Veritas's other two buys include the purchase in May 2003 of Jareva Technologies, which makes server provisioning software; and the June 2003 purchase (after protracted negotiations) of Precise Software Solutions, which makes performance management software (see Veritas to Acquire Precise, Jareva, Veritas Moves up the Stack, and Veritas Picks Up Precise).

After the Ejasent buy, Veritas will have spent $730 million to date on its utility computing acquisition spree -- Precise cost the company $609 million, and Jareva $62 million. And it's likely there are more purchases in the pipeline: Veritas has $2.3 billion in cash on hand, which isn't expected to change much with its next quarterly report on January 28.At least one analyst thinks Veritas's latest acquisition is a response to similar buys by competitors such as EMC Corp. (NYSE: EMC), which purchased VMware, a maker of server virtualization software, in December (see EMC Gobbles VMware).

"It's a close response to EMC buying VMware, which I thought was partly a response to Veritas buying Precise and Jareva," says Arun Taneja of The Taneja Group. "Veritas and EMC are really smashing each other."

Both seem bent on making their storage wares part of the larger landscape of utility computing. Is the tack working for Veritas? "It's too early to know," says analyst Drew Brosseau of SG Cowen Securities. "We have to see how they execute." He says Veritas needs to provide a compelling reason why customers should buy system management from them and not from companies with longstanding presence in the market, such as Computer Associates International Inc. (CA) (NYSE: CA) and IBM Corp. (NYSE: IBM).

Veritas is undaunted by any hint that it's facing a competitive problem in moving from storage management to utility computing. "At the end of the day, the worth of IT is evaluated by whether applications are running," says Bob Maness, Veritas's senior director of product marketing. While storage management is part of that, its future lies in how well it can be integrated with application management in increasingly automated solutions.

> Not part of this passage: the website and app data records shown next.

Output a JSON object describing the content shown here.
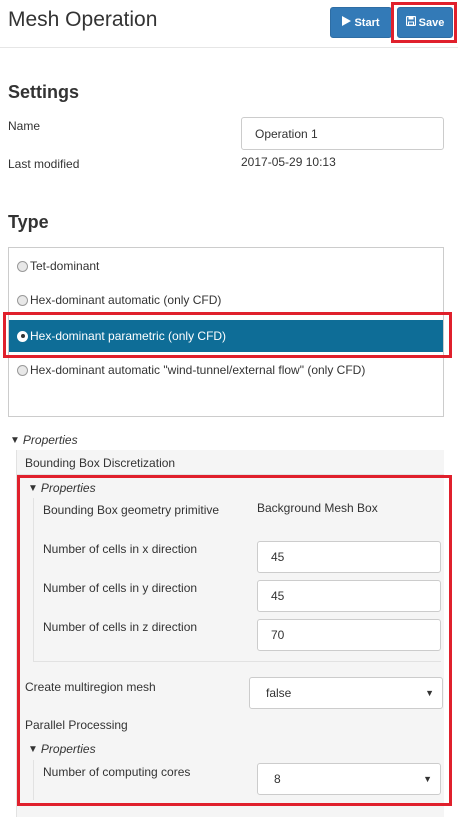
{
  "header": {
    "title": "Mesh Operation",
    "start_label": "Start",
    "save_label": "Save"
  },
  "settings": {
    "heading": "Settings",
    "name_label": "Name",
    "name_value": "Operation 1",
    "modified_label": "Last modified",
    "modified_value": "2017-05-29 10:13"
  },
  "type": {
    "heading": "Type",
    "options": [
      {
        "label": "Tet-dominant",
        "selected": false
      },
      {
        "label": "Hex-dominant automatic (only CFD)",
        "selected": false
      },
      {
        "label": "Hex-dominant parametric (only CFD)",
        "selected": true
      },
      {
        "label": "Hex-dominant automatic \"wind-tunnel/external flow\" (only CFD)",
        "selected": false
      }
    ]
  },
  "properties": {
    "toggle_label": "Properties",
    "bbox_heading": "Bounding Box Discretization",
    "inner_toggle_label": "Properties",
    "primitive_label": "Bounding Box geometry primitive",
    "primitive_value": "Background Mesh Box",
    "cells_x_label": "Number of cells in x direction",
    "cells_x_value": "45",
    "cells_y_label": "Number of cells in y direction",
    "cells_y_value": "45",
    "cells_z_label": "Number of cells in z direction",
    "cells_z_value": "70",
    "multiregion_label": "Create multiregion mesh",
    "multiregion_value": "false",
    "parallel_heading": "Parallel Processing",
    "parallel_toggle_label": "Properties",
    "cores_label": "Number of computing cores",
    "cores_value": "8"
  },
  "icons": {
    "start": "play-icon",
    "save": "floppy-disk-icon",
    "expand": "caret-down-icon",
    "select": "dropdown-arrow-icon"
  },
  "colors": {
    "primary_button": "#337ab7",
    "selected_option": "#0e6d97",
    "highlight": "#e0202c",
    "panel_bg": "#f5f5f5"
  }
}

In its favor, Veritas's strategic track record is solid. In the recently published Heavy Reading Fall 2003 Storage Networking Market Perception Study, the company ranked first in name recognition in a survey of 380 buyers and users of storage area network hardware and software (see A Moment of Veritas). Veritas also finished first in product performance and product quality and reliability.Veritas expects the Ejasent buy to be accretive this year -- in contrast with the disappointing lag experienced with Precise (see Veritas Has Double Vision). According to Maness, Veritas will start selling the vendor's main products, UpScale and MicroMeasure, during the second quarter of 2004.

Veritas also plans to integrate Ejasent's wares into its own products, in contrast with plans to keep selling Precise and Jareva's software standalone. By 2005, UpScale, which enables IT personnel to move applications from one server to another without disrupting their delivery to end users, will be integrated into Veritas's Cluster Server product, which performs application recovery. By the same time, MicroMeasure, which tracks usage-based billing of IT assets, will be integrated into CommandCentral Service, which includes a series of products for utility computing.